A Display Device that Calms the Mind

"If you buy a lava lamp you won't need to buy drugs," Edward Craven Walker, inventor of the conversation piece, is reported to have said. If you didn't grow up in the 1970s, you might think the lava lamp is a weird invention, but they have actually sold continuously after a pair of Americans bought the rights to manufacture the lamp in the US. Walker earned his patent in 1971 and was known to be a nudist in the hippie days of the UK. Once you see a lava lamp, it's hard to turn away. It utilizes dyed water, mineral oil, paraffin wax and carbon tetrachloride--all sealed into a glass container. In the base of the container is a light bulb. When heat is generated by the bulb, the substance inside--often the color red--rises, but as it moves away from the heat source, it begins to solidify again, sink and break up into a pleasing pattern of pieces. Each time it does so the pattern changes. One company has used the lava lamp to study random numbers.
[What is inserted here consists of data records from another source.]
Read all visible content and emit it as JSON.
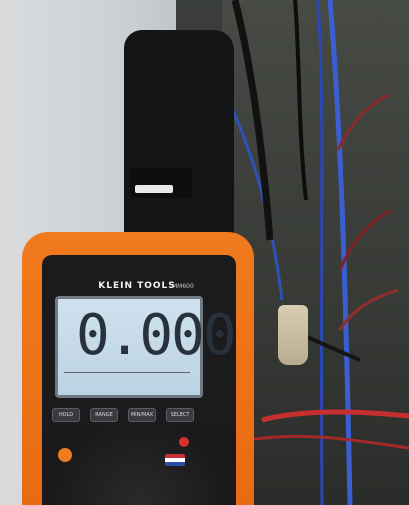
{
  "meter": {
    "brand": "KLEIN TOOLS",
    "model": "MM600",
    "reading": "0.000",
    "buttons": [
      "HOLD",
      "RANGE",
      "MIN/MAX",
      "SELECT"
    ]
  }
}
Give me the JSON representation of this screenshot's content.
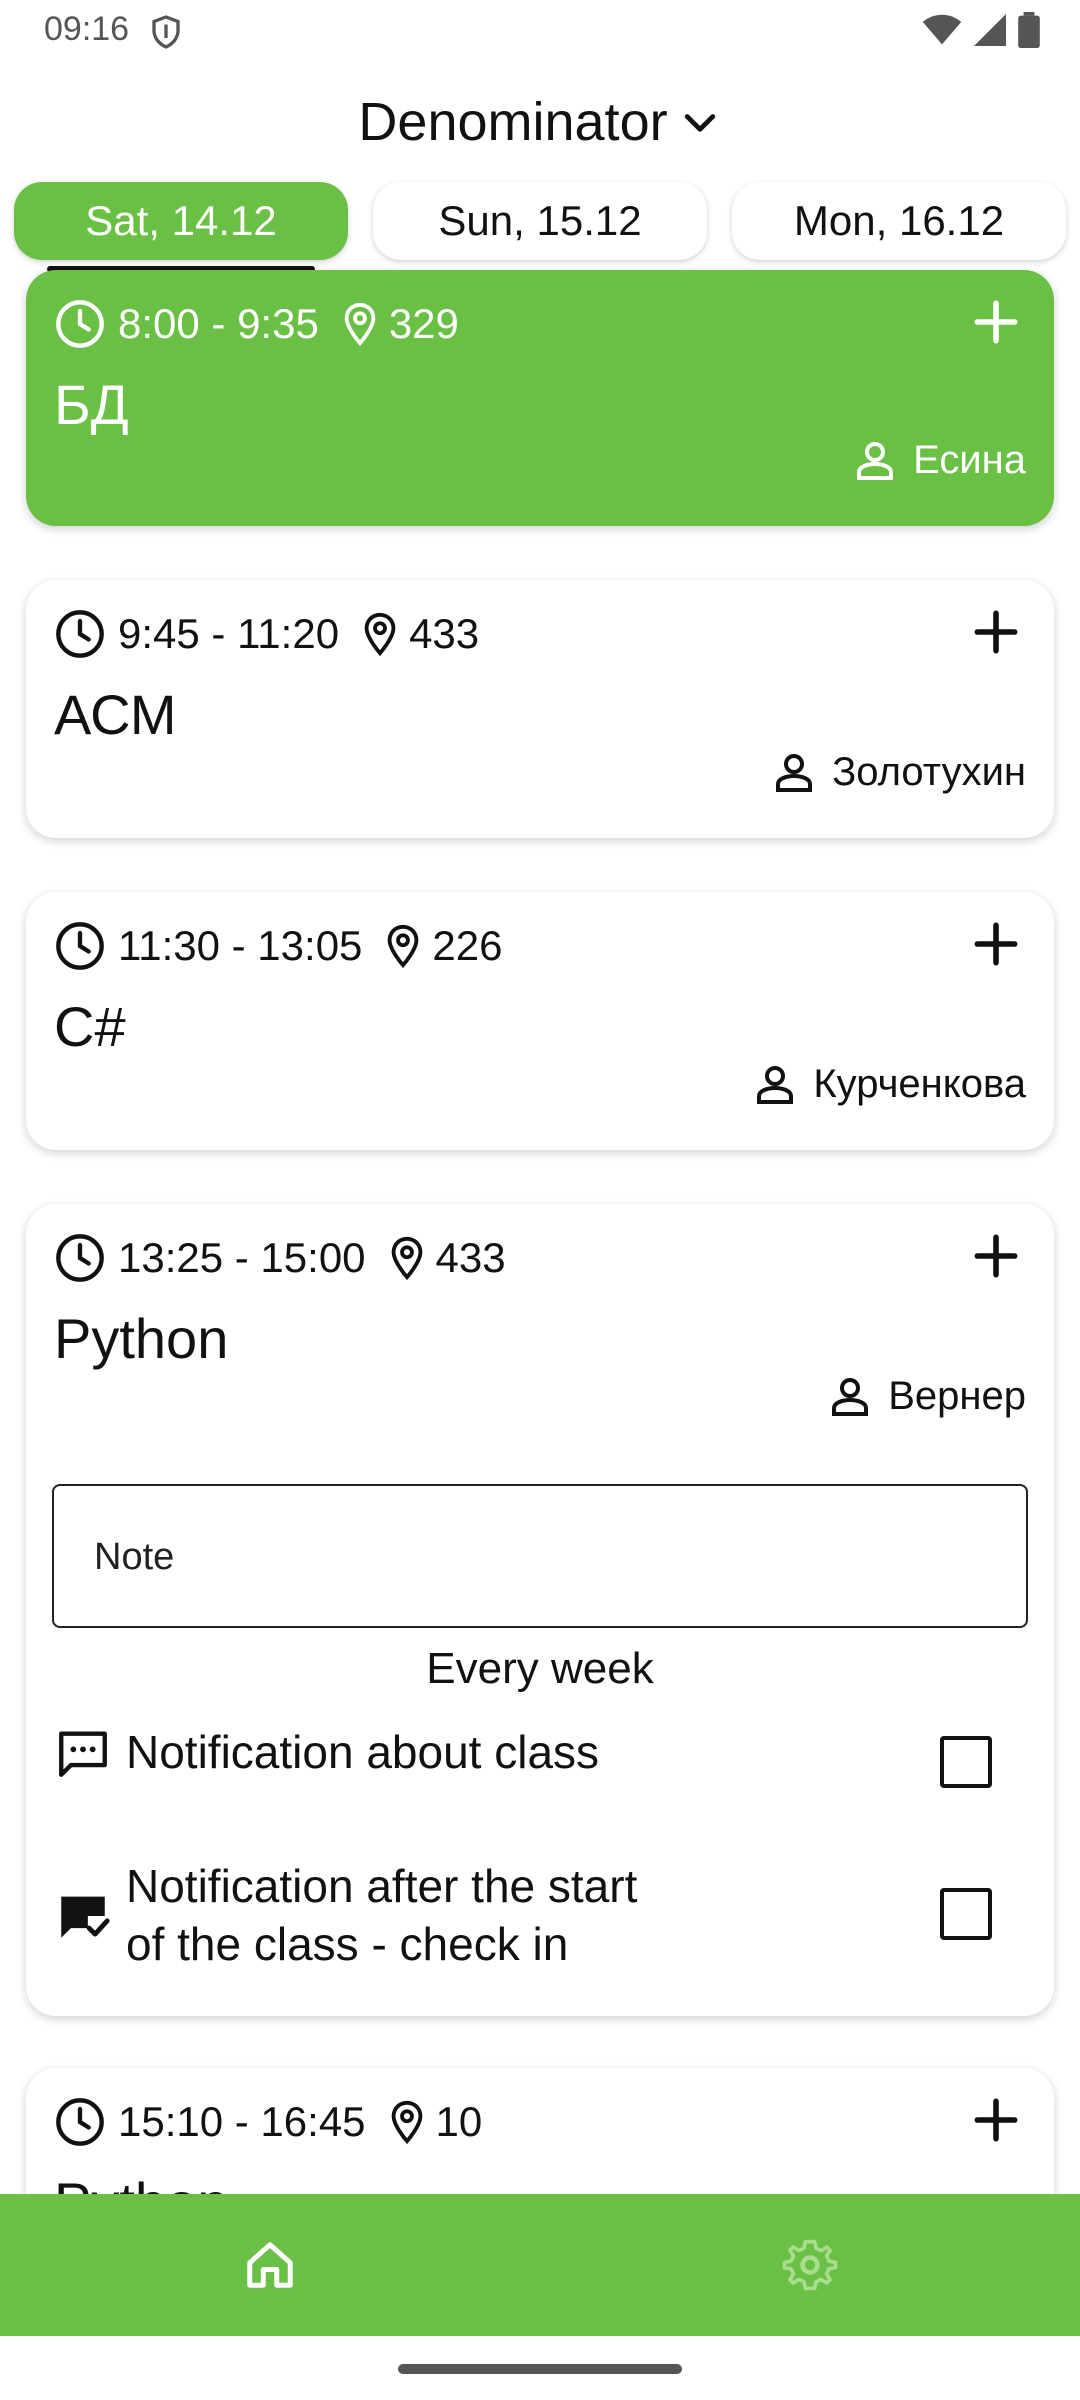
{
  "status_bar": {
    "time": "09:16"
  },
  "header": {
    "title": "Denominator"
  },
  "day_tabs": [
    {
      "label": "Sat, 14.12"
    },
    {
      "label": "Sun, 15.12"
    },
    {
      "label": "Mon, 16.12"
    }
  ],
  "classes": [
    {
      "time": "8:00 - 9:35",
      "room": "329",
      "subject": "БД",
      "teacher": "Есина"
    },
    {
      "time": "9:45 - 11:20",
      "room": "433",
      "subject": "АСМ",
      "teacher": "Золотухин"
    },
    {
      "time": "11:30 - 13:05",
      "room": "226",
      "subject": "C#",
      "teacher": "Курченкова"
    },
    {
      "time": "13:25 - 15:00",
      "room": "433",
      "subject": "Python",
      "teacher": "Вернер",
      "note_placeholder": "Note",
      "repeat": "Every week",
      "notification_1": "Notification about class",
      "notification_2_line1": "Notification after the start",
      "notification_2_line2": "of the class - check in"
    },
    {
      "time": "15:10 - 16:45",
      "room": "10",
      "subject": "Python"
    }
  ],
  "colors": {
    "accent": "#6abf45",
    "text": "#111111"
  }
}
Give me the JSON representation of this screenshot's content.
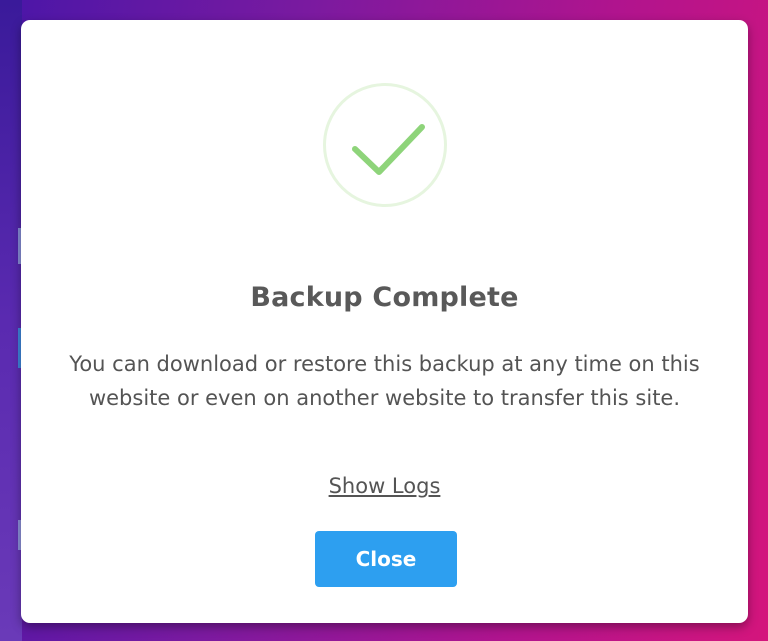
{
  "dialog": {
    "title": "Backup Complete",
    "message": "You can download or restore this backup at any time on this website or even on another website to transfer this site.",
    "show_logs_label": "Show Logs",
    "close_label": "Close"
  },
  "icons": {
    "status": "success-checkmark-icon"
  },
  "colors": {
    "accent": "#2d9ff0",
    "success": "#8ed47a",
    "success_ring": "#e6f5df",
    "title_text": "#595959",
    "body_text": "#545454"
  }
}
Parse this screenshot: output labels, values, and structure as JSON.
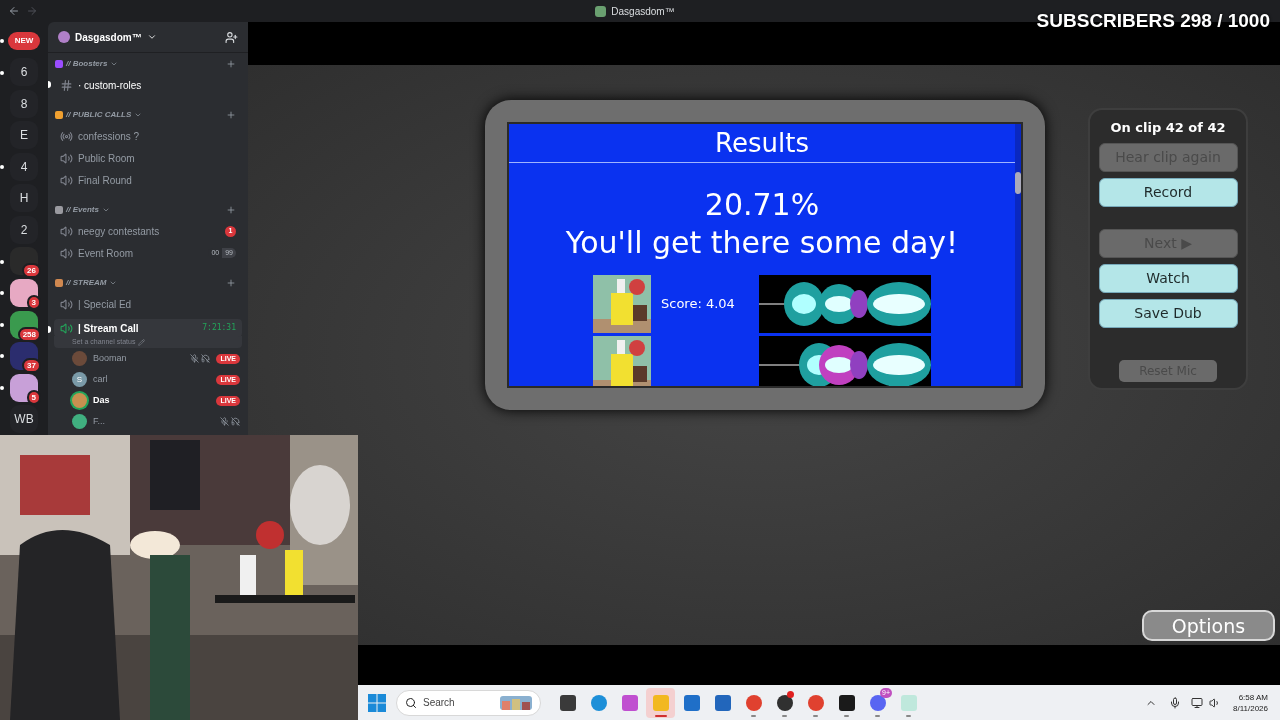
{
  "window": {
    "title": "Dasgasdom™"
  },
  "overlay": {
    "subscribers": "SUBSCRIBERS 298 / 1000"
  },
  "servers": [
    {
      "kind": "pill",
      "label": "NEW",
      "unread": true
    },
    {
      "kind": "letter",
      "label": "6",
      "unread": true
    },
    {
      "kind": "letter",
      "label": "8",
      "unread": false
    },
    {
      "kind": "letter",
      "label": "E",
      "unread": false
    },
    {
      "kind": "letter",
      "label": "4",
      "unread": true
    },
    {
      "kind": "letter",
      "label": "H",
      "unread": false
    },
    {
      "kind": "letter",
      "label": "2",
      "unread": false
    },
    {
      "kind": "avatar",
      "count": "26",
      "color": "#2a2a2a",
      "unread": true
    },
    {
      "kind": "avatar",
      "count": "3",
      "color": "#e7a9c3",
      "unread": true
    },
    {
      "kind": "avatar",
      "count": "258",
      "color": "#3a9a4e",
      "unread": true
    },
    {
      "kind": "avatar",
      "count": "37",
      "color": "#2b2d6e",
      "unread": true
    },
    {
      "kind": "avatar",
      "count": "5",
      "color": "#c8a0d8",
      "unread": true
    },
    {
      "kind": "letter",
      "label": "WB",
      "unread": false
    }
  ],
  "channel_list": {
    "server_name": "Dasgasdom™",
    "categories": [
      {
        "name": "// Boosters",
        "color": "#9b4dff",
        "channels": [
          {
            "kind": "text",
            "name": "· custom-roles",
            "unread": true,
            "selected": false
          }
        ]
      },
      {
        "name": "// PUBLIC CALLS",
        "color": "#f0a030",
        "channels": [
          {
            "kind": "stage",
            "name": "confessions ?",
            "unread": false,
            "selected": false
          },
          {
            "kind": "voice",
            "name": "Public Room",
            "unread": false,
            "selected": false
          },
          {
            "kind": "voice",
            "name": "Final Round",
            "unread": false,
            "selected": false
          }
        ]
      },
      {
        "name": "// Events",
        "color": "#9a9aa0",
        "channels": [
          {
            "kind": "voice",
            "name": "neegy contestants",
            "badge": "1",
            "unread": false,
            "selected": false
          },
          {
            "kind": "voice",
            "name": "Event Room",
            "limit": [
              "00",
              "99"
            ],
            "unread": false,
            "selected": false
          }
        ]
      },
      {
        "name": "// STREAM",
        "color": "#d08850",
        "channels": [
          {
            "kind": "voice",
            "name": "| Special Ed",
            "unread": false,
            "selected": false
          },
          {
            "kind": "voice",
            "name": "| Stream Call",
            "timer": "7:21:31",
            "status": "Set a channel status",
            "unread": true,
            "selected": true,
            "members": [
              {
                "name": "Booman",
                "color": "#6b4a3a",
                "badge": "LIVE",
                "muted": true,
                "speaking": false
              },
              {
                "name": "carl",
                "color": "#7a9aa8",
                "letter": "S",
                "badge": "LIVE",
                "muted": false,
                "speaking": false
              },
              {
                "name": "Das",
                "color": "#c89050",
                "badge": "LIVE",
                "muted": false,
                "speaking": true
              },
              {
                "name": "F...",
                "color": "#40b080",
                "muted": true,
                "speaking": false
              }
            ]
          }
        ]
      }
    ]
  },
  "results": {
    "title": "Results",
    "score": "20.71%",
    "message": "You'll get there some day!",
    "clips": [
      {
        "kind": "scored",
        "score": "Score: 4.04"
      },
      {
        "kind": "partial"
      }
    ]
  },
  "controls": {
    "clip_counter": "On clip 42 of 42",
    "button_groups": [
      [
        {
          "label": "Hear clip again",
          "disabled": true
        },
        {
          "label": "Record",
          "disabled": false
        }
      ],
      [
        {
          "label": "Next ▶",
          "disabled": true
        },
        {
          "label": "Watch",
          "disabled": false
        },
        {
          "label": "Save Dub",
          "disabled": false
        }
      ]
    ],
    "reset": {
      "label": "Reset Mic",
      "disabled": true
    }
  },
  "options_button": "Options",
  "taskbar": {
    "search": {
      "placeholder": "Search"
    },
    "apps": [
      {
        "kind": "square",
        "color": "#3a3a3a",
        "running": false,
        "selected": false
      },
      {
        "kind": "circle",
        "color": "#1d8fd8",
        "running": false,
        "selected": false
      },
      {
        "kind": "square",
        "color": "#c04fd0",
        "running": false,
        "selected": false
      },
      {
        "kind": "square",
        "color": "#f2b820",
        "running": true,
        "selected": true
      },
      {
        "kind": "square",
        "color": "#1f6fc8",
        "running": false,
        "selected": false
      },
      {
        "kind": "square",
        "color": "#2266bb",
        "running": false,
        "selected": false
      },
      {
        "kind": "circle",
        "color": "#e0412f",
        "running": true,
        "selected": false
      },
      {
        "kind": "circle",
        "color": "#303030",
        "running": true,
        "selected": false,
        "notify": true
      },
      {
        "kind": "circle",
        "color": "#e0412f",
        "running": true,
        "selected": false
      },
      {
        "kind": "square",
        "color": "#1a1a1a",
        "running": true,
        "selected": false
      },
      {
        "kind": "circle",
        "color": "#5865f2",
        "running": true,
        "selected": false,
        "badge": "9+"
      },
      {
        "kind": "square",
        "color": "#bfe8dc",
        "running": true,
        "selected": false
      }
    ],
    "time": "6:58 AM",
    "date": "8/11/2026"
  }
}
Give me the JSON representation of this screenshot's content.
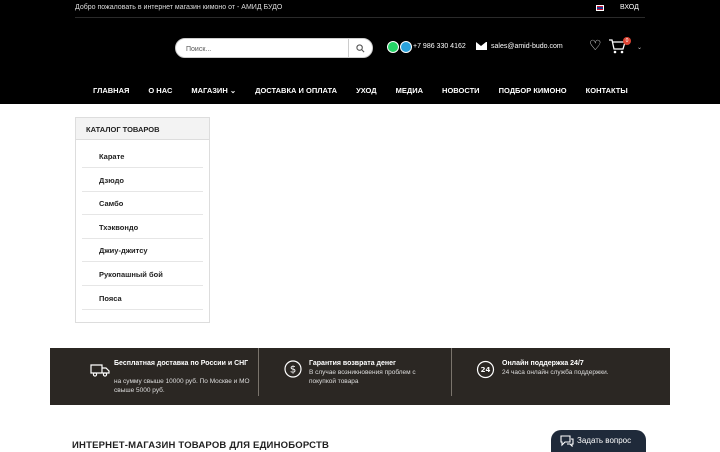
{
  "topbar": {
    "welcome": "Добро пожаловать в интернет магазин кимоно от - АМИД БУДО",
    "login": "ВХОД"
  },
  "search": {
    "placeholder": "Поиск..."
  },
  "contacts": {
    "phone": "+7 986 330 4162",
    "email": "sales@amid-budo.com"
  },
  "cart": {
    "count": "0"
  },
  "nav": [
    {
      "label": "ГЛАВНАЯ"
    },
    {
      "label": "О НАС"
    },
    {
      "label": "МАГАЗИН ⌄"
    },
    {
      "label": "ДОСТАВКА И ОПЛАТА"
    },
    {
      "label": "УХОД"
    },
    {
      "label": "МЕДИА"
    },
    {
      "label": "НОВОСТИ"
    },
    {
      "label": "ПОДБОР КИМОНО"
    },
    {
      "label": "КОНТАКТЫ"
    }
  ],
  "catalog": {
    "title": "КАТАЛОГ ТОВАРОВ",
    "items": [
      "Карате",
      "Дзюдо",
      "Самбо",
      "Тхэквондо",
      "Джиу-джитсу",
      "Рукопашный бой",
      "Пояса"
    ]
  },
  "features": [
    {
      "title": "Бесплатная доставка по России и СНГ",
      "text": "на сумму свыше 10000 руб. По Москве и МО свыше 5000 руб."
    },
    {
      "title": "Гарантия возврата денег",
      "text": "В случае возникновения проблем с покупкой товара"
    },
    {
      "title": "Онлайн поддержка 24/7",
      "text": "24 часа онлайн служба поддержки.",
      "badge": "24"
    }
  ],
  "bottom": {
    "title": "ИНТЕРНЕТ-МАГАЗИН ТОВАРОВ ДЛЯ ЕДИНОБОРСТВ"
  },
  "ask": {
    "label": "Задать вопрос"
  }
}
When London shopkeepers first saw the lava lamp, they were skeptical but it eventually caught on and was often seen in nightclubs and private flats. Its American manufacturers, obtained the trademark, Lava Lite (r) before marketing it. Walker died in 2000. Before his death, he told the Associated Press that he thought lava lamps were like any other cycle of life and death, and that they would always be popular. It appears he was right. The patent number for a lava lamp is 3,570,156.